Much of the Amazon basin is very limited in phosphorus, a key nutrient for many plants. It seems ironic that the Amazon rainforest, one of the most biologically productive places in the world, doesn't have enough phosphorus, but you can blame it on the rain: rain strips away unused phosphorus as quickly as it appears, and there's a lot of rain in the Amazon.
It's remarkable, but the Amazon, like the Atlantic, relies on the Sahara for "fertilization" with key nutrients.
However, climate change can disrupt this transport of dust (and nutrients) from the Sahara to other places. While there can be significant year-to-year variability, a heating of the atmospheric system can significantly affect the dust circulation, studies have found. Despite reports of massive storms from the Sahara, studies show that these storms carry less dust as the air gets hotter.

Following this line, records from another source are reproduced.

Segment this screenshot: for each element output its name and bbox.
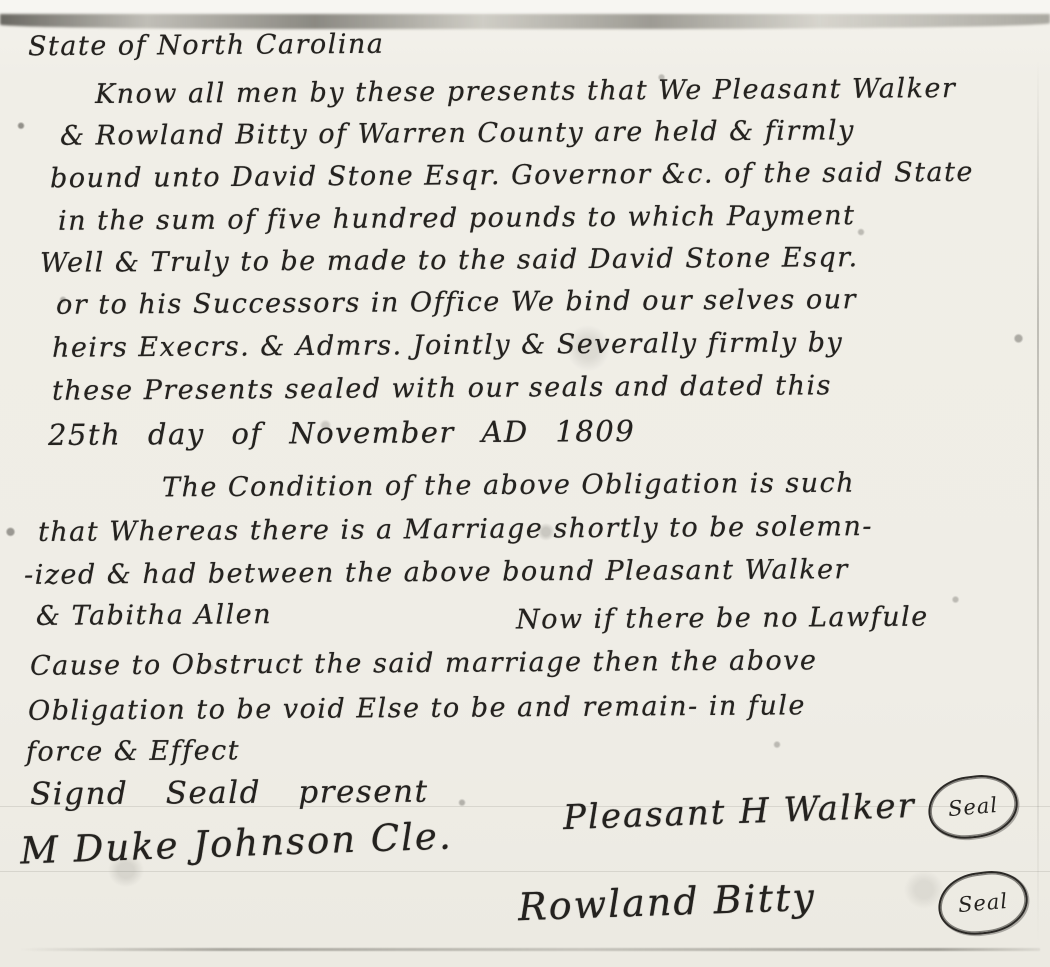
scan-artifact-line	[0, 871, 1050, 872]
doc-line: in the sum of five hundred pounds to whi…	[58, 200, 856, 237]
clerk-signature: M Duke Johnson Cle.	[19, 814, 453, 872]
doc-line: & Rowland Bitty of Warren County are hel…	[60, 115, 855, 152]
doc-bride-name: & Tabitha Allen	[36, 599, 272, 632]
doc-line: heirs Execrs. & Admrs. Jointly & Several…	[52, 327, 843, 364]
seal-flourish-icon: Seal	[925, 771, 1022, 844]
doc-line: force & Effect	[26, 735, 240, 767]
signature-pleasant-walker: Pleasant H Walker	[562, 786, 916, 838]
scanned-document-page: State of North Carolina Know all men by …	[0, 0, 1050, 967]
paper-right-edge	[1037, 60, 1039, 947]
seal-flourish-icon: Seal	[935, 867, 1032, 940]
doc-line: bound unto David Stone Esqr. Governor &c…	[50, 157, 974, 194]
doc-line: Obligation to be void Else to be and rem…	[28, 690, 806, 726]
paper-bottom-edge	[20, 948, 1040, 951]
seal-label: Seal	[957, 889, 1009, 917]
doc-line: these Presents sealed with our seals and…	[52, 370, 832, 406]
doc-line: Cause to Obstruct the said marriage then…	[30, 645, 818, 681]
doc-line: Well & Truly to be made to the said Davi…	[40, 242, 859, 279]
signature-rowland-bitty: Rowland Bitty	[517, 875, 816, 929]
doc-line: The Condition of the above Obligation is…	[162, 468, 855, 504]
doc-line: Know all men by these presents that We P…	[95, 73, 957, 110]
seal-label: Seal	[947, 793, 999, 821]
attestation-line: Signd Seald present	[30, 774, 429, 813]
doc-line: Now if there be no Lawfule	[516, 602, 929, 636]
scan-margin-top	[0, 0, 1050, 14]
doc-line: -ized & had between the above bound Plea…	[24, 554, 849, 591]
doc-date-line: 25th day of November AD 1809	[48, 414, 635, 452]
doc-heading: State of North Carolina	[28, 29, 385, 62]
doc-line: that Whereas there is a Marriage shortly…	[38, 511, 873, 548]
doc-line: or to his Successors in Office We bind o…	[56, 284, 857, 321]
torn-paper-edge	[0, 14, 1050, 29]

“Dust plays a major role in the Earth system,” said Hongbin Yu, an atmospheric researcher at Goddard, in a 2020 interview. “A decrease of dust as the climate warms may have profound influences on a variety of phenomena, but these potential impacts may be good or bad.”
Spreading far and wide, and not all good
We've gone through the geology and the positive impact of the Sahara dust, but we've only briefly mentioned the damage it can cause. Specifically, the dust can be damaging to humans.
Researchers have documented respiratory difficulties and adverse health effects during dust storms. Whether or not such a storm will be damaging depends on the altitude and concentration of the storm. High altitude dust transport is less likely to have a significant impact on air quality at the surface. But important dust clouds can carry a lot of particulate matter and pose respiratory or even cardiovascular risks.
Saharan dust storms can also carry microorganisms along with the particles. Sometimes, these microorganisms are killed during the journey but other times, they survive and can impact ecosystems. For instance, snow-colonizing bacteria has been found on Mont Blanc, the highest mountain peak in Europe, brought from the Sahara. In the Caribbean, Sahara-native pathogens caused sickness in coral reefs.
The problem is that the pathogens that do survive the trip tend to be resilient and stress-resistant, and can also cause disease in humans, something which has been documented in the past. This shouldn't be cause for immediate concern, as microorganisms regularly travel in the air, but it's an impact that can be potentially significant, especially given how far the dust can travel.
Severe storms can also disrupt travel, as happened during February 2020, when a massive dust cloud engulfed the Canary Islands and caused chaos at the local airport.
A key connection
Ultimately, despite the potential damage it can cause, Sahara dust is important to our planet. Carried far and wide by winds, the dust marks an important connection between seemingly unrelated parts of the planet and it's a sign that even faraway environments are connected by the physical processes that govern our planet.
Sahara dust is a fundamental puzzle piece for the atmospheric, climate, and biological systems on Earth and no doubt, there's still plenty about it we've yet to discover.